The Weeknd – Out of Time İngilizce Şarkı Sözleri Türkçe Anlamları

The last few months, I’ve been working on me, baby
– Son birkaç aydır üzerimde çalışıyorum bebeğim.
There’s so much trauma in my life
– Hayatımda çok fazla travma var.
I’ve been so cold to the ones who loved me, baby
– Beni sevenlere karşı çok soğuktum bebeğim.
I look back now and I realize
– Şimdi geriye bakıyorum ve fark ediyorum

I remember when I held you
– Seni kucağıma aldığımı hatırlıyorum.
You begged me with your drowning eyes to stay
– Boğulmakta olan gözlerinle kalmam için bana yalvardın.
And I regret I didn’t tell you
– Ve sana söylemediğim için pişmanım.
Now I can’t keep you from loving him, you made up your mind
– Şimdi onu sevmeni engelleyemem, kararını verdin.

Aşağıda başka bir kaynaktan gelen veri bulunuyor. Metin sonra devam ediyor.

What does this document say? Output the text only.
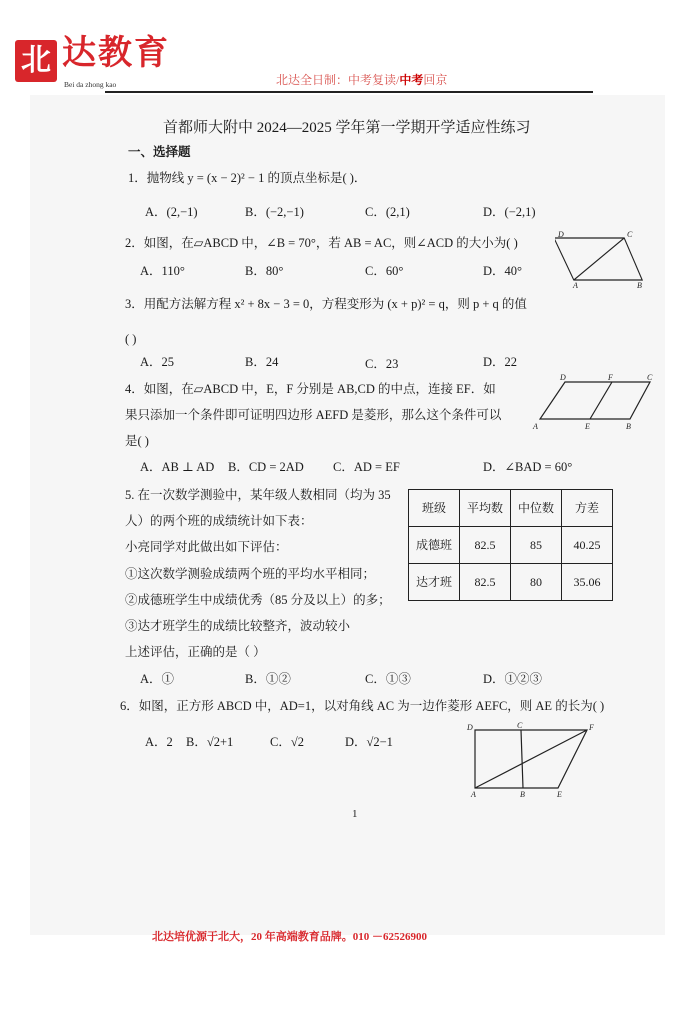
北 达教育
Bei da zhong kao	北达全日制：中考复读/中考回京
首都师大附中 2024—2025 学年第一学期开学适应性练习
一、选择题
1．抛物线 y = (x − 2)² − 1 的顶点坐标是( )．
A．(2,−1)	B．(−2,−1)	C．(2,1)	D．(−2,1)
2．如图，在▱ABCD 中，∠B = 70°，若 AB = AC，则∠ACD 的大小为( )
A．110°	B．80°	C．60°	D．40°
D	C
A	B
3．用配方法解方程 x² + 8x − 3 = 0，方程变形为 (x + p)² = q，则 p + q 的值
( )
A．25	B．24	C．23	D．22
4．如图，在▱ABCD 中，E，F 分别是 AB,CD 的中点，连接 EF．如
果只添加一个条件即可证明四边形 AEFD 是菱形，那么这个条件可以
是( )
A．AB ⊥ AD B．CD = 2AD C．AD = EF	D．∠BAD = 60°
D	F	C
A	E	B
5. 在一次数学测验中，某年级人数相同（均为 35
人）的两个班的成绩统计如下表：
小亮同学对此做出如下评估：
①这次数学测验成绩两个班的平均水平相同；
②成德班学生中成绩优秀（85 分及以上）的多；
③达才班学生的成绩比较整齐，波动较小
上述评估，正确的是（ ）
A．①	B．①②	C．①③	D．①②③
班级	平均数	中位数	方差
成德班	82.5	85	40.25
达才班	82.5	80	35.06
6．如图，正方形 ABCD 中，AD=1，以对角线 AC 为一边作菱形 AEFC，则 AE 的长为( )
A．2 B．√2+1	C．√2	D．√2−1
D	C	F
A	B	E
1
北达培优源于北大，20 年高端教育品牌。010 －62526900
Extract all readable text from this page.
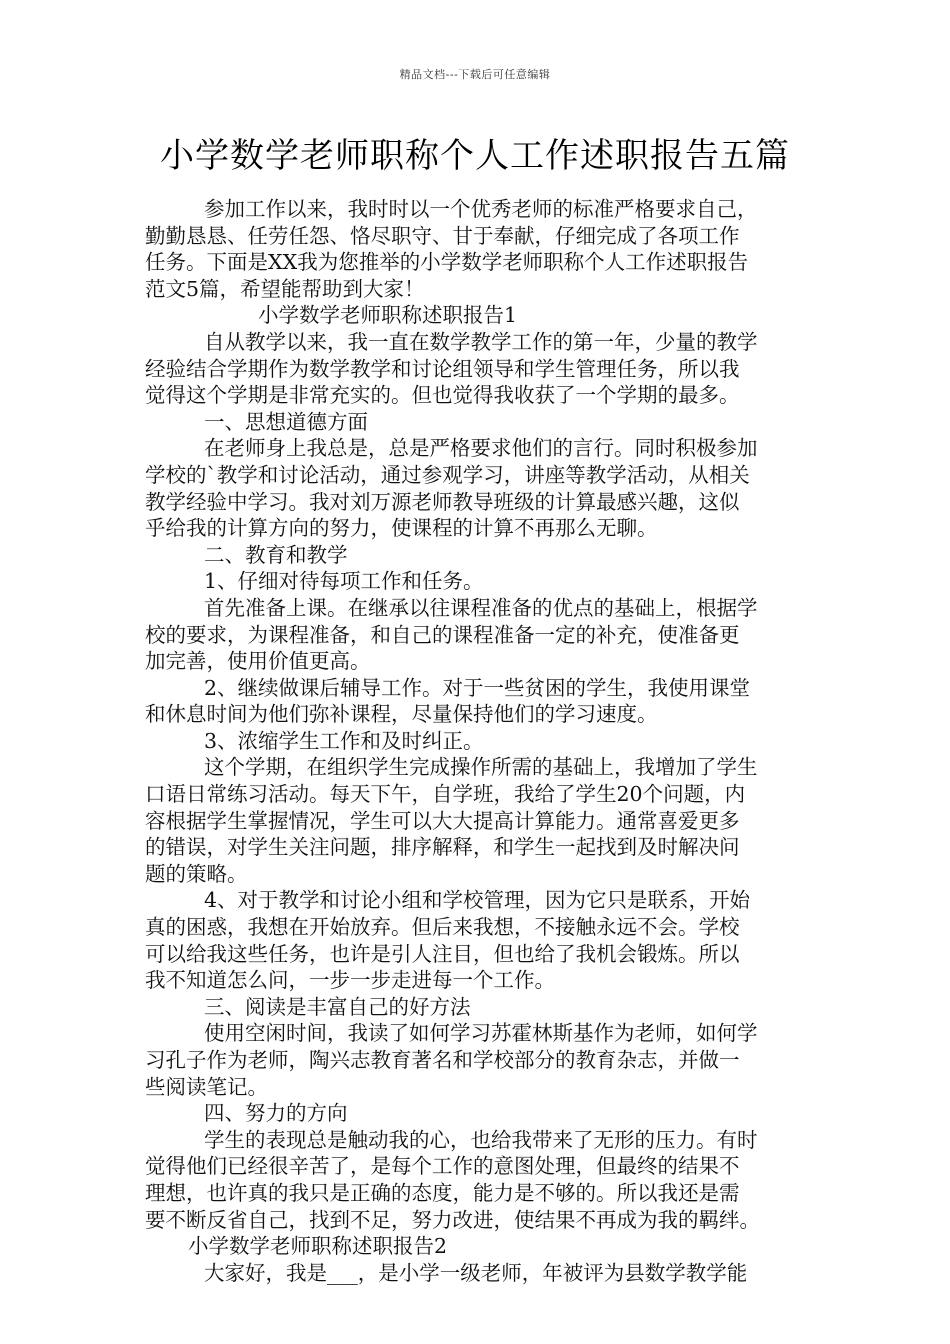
精品文档---下载后可任意编辑
小学数学老师职称个人工作述职报告五篇
参加工作以来，我时时以一个优秀老师的标准严格要求自己，
勤勤恳恳、任劳任怨、恪尽职守、甘于奉献，仔细完成了各项工作
任务。下面是XX我为您推举的小学数学老师职称个人工作述职报告
范文5篇，希望能帮助到大家！
小学数学老师职称述职报告1
自从教学以来，我一直在数学教学工作的第一年，少量的教学
经验结合学期作为数学教学和讨论组领导和学生管理任务，所以我
觉得这个学期是非常充实的。但也觉得我收获了一个学期的最多。
一、思想道德方面
在老师身上我总是，总是严格要求他们的言行。同时积极参加
学校的`教学和讨论活动，通过参观学习，讲座等教学活动，从相关
教学经验中学习。我对刘万源老师教导班级的计算最感兴趣，这似
乎给我的计算方向的努力，使课程的计算不再那么无聊。
二、教育和教学
1、仔细对待每项工作和任务。
首先准备上课。在继承以往课程准备的优点的基础上，根据学
校的要求，为课程准备，和自己的课程准备一定的补充，使准备更
加完善，使用价值更高。
2、继续做课后辅导工作。对于一些贫困的学生，我使用课堂
和休息时间为他们弥补课程，尽量保持他们的学习速度。
3、浓缩学生工作和及时纠正。
这个学期，在组织学生完成操作所需的基础上，我增加了学生
口语日常练习活动。每天下午，自学班，我给了学生20个问题，内
容根据学生掌握情况，学生可以大大提高计算能力。通常喜爱更多
的错误，对学生关注问题，排序解释，和学生一起找到及时解决问
题的策略。
4、对于教学和讨论小组和学校管理，因为它只是联系，开始
真的困惑，我想在开始放弃。但后来我想，不接触永远不会。学校
可以给我这些任务，也许是引人注目，但也给了我机会锻炼。所以
我不知道怎么问，一步一步走进每一个工作。
三、阅读是丰富自己的好方法
使用空闲时间，我读了如何学习苏霍林斯基作为老师，如何学
习孔子作为老师，陶兴志教育著名和学校部分的教育杂志，并做一
些阅读笔记。
四、努力的方向
学生的表现总是触动我的心，也给我带来了无形的压力。有时
觉得他们已经很辛苦了，是每个工作的意图处理，但最终的结果不
理想，也许真的我只是正确的态度，能力是不够的。所以我还是需
要不断反省自己，找到不足，努力改进，使结果不再成为我的羁绊。
小学数学老师职称述职报告2
大家好，我是___，是小学一级老师，年被评为县数学教学能
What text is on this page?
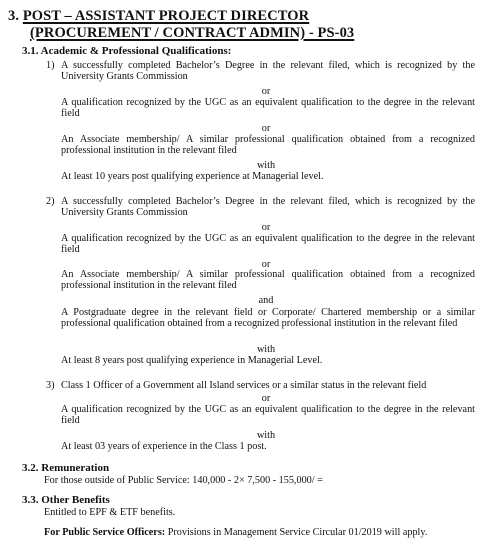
3. POST – ASSISTANT PROJECT DIRECTOR
(PROCUREMENT / CONTRACT ADMIN) - PS-03
3.1. Academic & Professional Qualifications:
1) A successfully completed Bachelor’s Degree in the relevant filed, which is recognized by the University Grants Commission
or
A qualification recognized by the UGC as an equivalent qualification to the degree in the relevant field
or
An Associate membership/ A similar professional qualification obtained from a recognized professional institution in the relevant filed
with
At least 10 years post qualifying experience at Managerial level.
2) A successfully completed Bachelor’s Degree in the relevant filed, which is recognized by the University Grants Commission
or
A qualification recognized by the UGC as an equivalent qualification to the degree in the relevant field
or
An Associate membership/ A similar professional qualification obtained from a recognized professional institution in the relevant filed
and
A Postgraduate degree in the relevant field or Corporate/ Chartered membership or a similar professional qualification obtained from a recognized professional institution in the relevant filed
with
At least 8 years post qualifying experience in Managerial Level.
3) Class 1 Officer of a Government all Island services or a similar status in the relevant field
or
A qualification recognized by the UGC as an equivalent qualification to the degree in the relevant field
with
At least 03 years of experience in the Class 1 post.
3.2. Remuneration
For those outside of Public Service: 140,000 - 2× 7,500 - 155,000/ =
3.3. Other Benefits
Entitled to EPF & ETF benefits.
For Public Service Officers: Provisions in Management Service Circular 01/2019 will apply.
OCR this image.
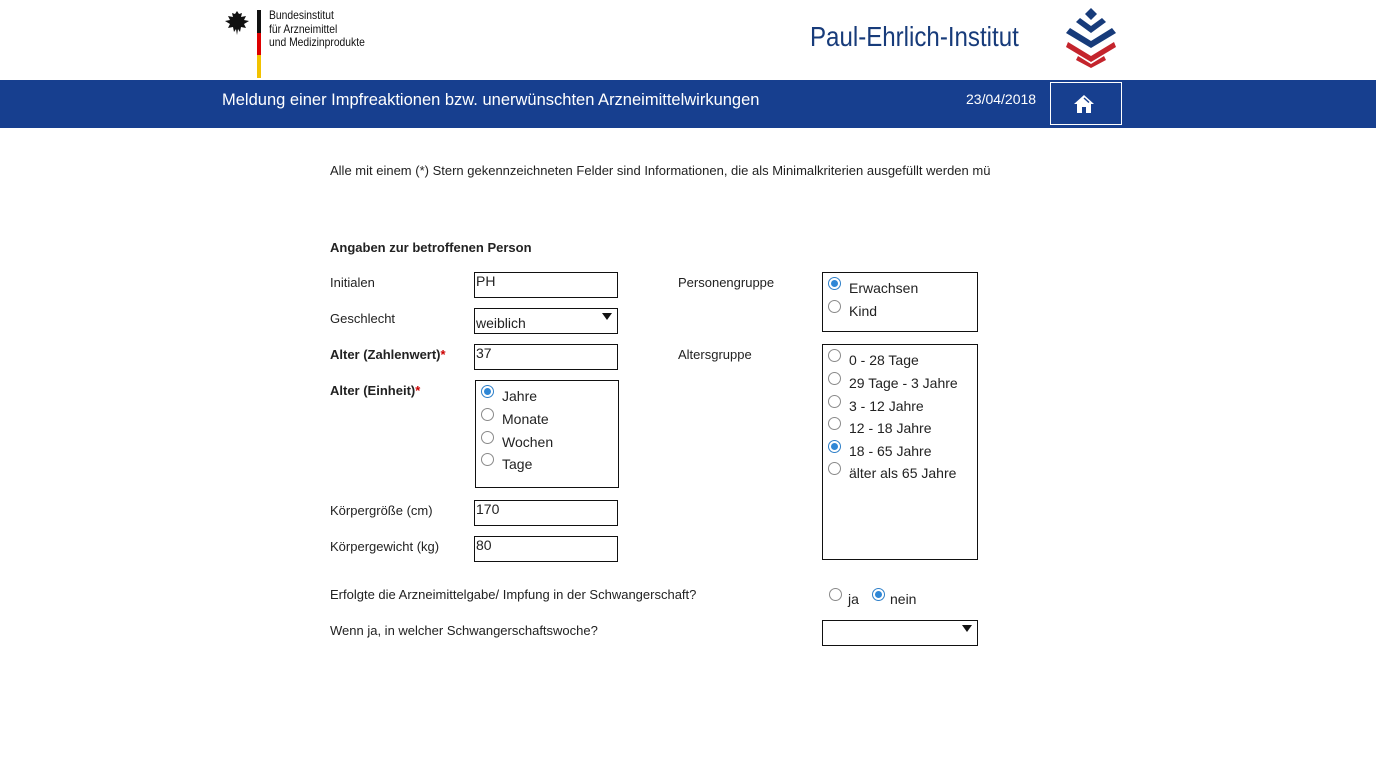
Bundesinstitut
für Arzneimittel
und Medizinprodukte	Paul-Ehrlich-Institut
Meldung einer Impfreaktionen bzw. unerwünschten Arzneimittelwirkungen	23/04/2018
Alle mit einem (*) Stern gekennzeichneten Felder sind Informationen, die als Minimalkriterien ausgefüllt werden mü
Angaben zur betroffenen Person
Initialen	PH
Geschlecht	weiblich
Alter (Zahlenwert)* 37
Alter (Einheit)*	Jahre
Monate
Wochen
Tage
Körpergröße (cm)	170
Körpergewicht (kg)	80
Personengruppe	Erwachsen
Kind
Altersgruppe	0 - 28 Tage
29 Tage - 3 Jahre
3 - 12 Jahre
12 - 18 Jahre
18 - 65 Jahre
älter als 65 Jahre
Erfolgte die Arzneimittelgabe/ Impfung in der Schwangerschaft?	ja nein
Wenn ja, in welcher Schwangerschaftswoche?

Say I love you, girl, but I’m out of time
– Seni sevdiğimi söyle kızım ama zamanım kalmadı.
Say I’m there for you, but I’m out of time
– Yanında olduğumu söyle, ama zamanım kalmadı.
Say that I’ll care for you, but I’m out of time
– Sana değer vereceğimi söyle, ama zamanım kalmadı.
Said I’m too late to make you mine, out of time
– Seni benim yapmak için çok geç olduğumu söyledi, zamanın dışında

If he mess up just a little
– Eğer biraz ortalığı karıştırırsa
Baby, you know my line
– Bebeğim, repliğimi biliyorsun.
If you don’t trust him a little
– Eğer ona biraz güvenmezsen
Then come right back, girl, come right back
– O zaman hemen geri gel kızım, hemen geri gel
Give me one chance, just a little
– Bana bir şans ver, birazcık
Baby, I’ll treat you right
– Bebeğim, sana iyi davranacağım.
And I’ll love you like I should’ve loved you all the time
– Ve seni her zaman sevmem gerektiği gibi seveceğim

I remember when I held you (held you, baby)
– Seni kucağıma aldığımı hatırlıyorum (kucağıma aldım bebeğim)
You begged me with your drowning eyes to stay (never again, baby)
– Boğulma gözlerinle kalmam için bana yalvardın (bir daha asla bebeğim)
And I regret I didn’t tell you
– Ve sana söylemediğim için pişmanım.
Now I can’t keep you from loving him, you made up your mind
– Şimdi onu sevmeni engelleyemem, kararını verdin.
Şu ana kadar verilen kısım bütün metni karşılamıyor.